保健指導のランクはリスク要因が少ない順に「情報提供」「動機づけ支援」「積極的支援」があり、いずれも医師、保健師、管理栄養士などが行います。ランク1の「情報提供」は特定健診の受診者全員に行われるもので、検査数値の読み方と基準値、個人データがどのように推移(改善or悪化)しているのかが、図やグラフを交えてわかりやすく説明してあります。検査数値が正常範囲であっても、だんだんと異常値に近づいているなら要注意です。
また、食生活と運動におけるエネルギーバランスの改善方法、地域のスポーツクラブの紹介、生活習慣病に関する情報なども健診結果とともに配布で冊子されたり、パソコンやスマホを通じて閲覧できるところもあります。
ランク2の「動機づけ支援」の対象となるのは、問診表や健診結果から現在の生活習慣の改善が必要と判断される人、すなわちメタボリックシンドローム予備軍の人です。動機づけ支援では、「生活指導」のほか、モチベーションを持って生活習慣の改善に取り組めるように支援をおこないます。
「動機づけ支援」からは面接があり、運動、栄養などの生活化習慣の改善に必要な提案、今後6ヵ月間の行動目標や行動計画の作成支援などが行われます。そして6ヵ月後には、目標達成状態、生活習慣の改善がみられたかどうかを指導者(医師、保健師、管理栄養士)と一緒になって評価します。
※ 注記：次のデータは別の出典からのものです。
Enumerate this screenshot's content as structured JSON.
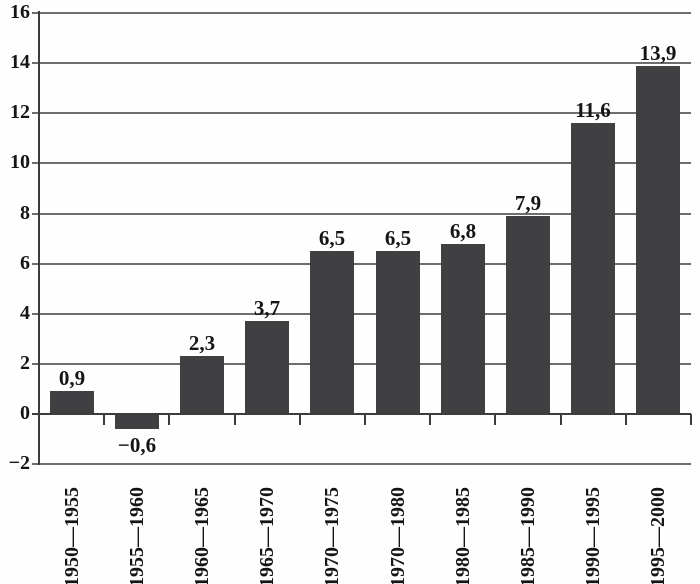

ランク3の「積極的支援」は、既にメタボリックシンドロームの人が対象となっており、初回時に面接で生活習慣の振り返り、生活習慣を改善することで得られる健康面のメリットの理解、行動目標の作成など1人20分以上の個別指導、または1グループ80分以上のグループ支援が行われます。
「動機づけ支援」は原則として支援回数は1回ですが、「積極的支援」では、行動計画の実行の度合いによって専門職からアドバイスをもらったり、栄養・運動などの実践的な指導を受けたり、面接による中間評価を行うなどの継続的な支援を3ヶ月間にわたって複数回、受けることができるのが特徴です。そして、6ヵ月後に目標達成、生活習慣の改善に関する評価が行われます。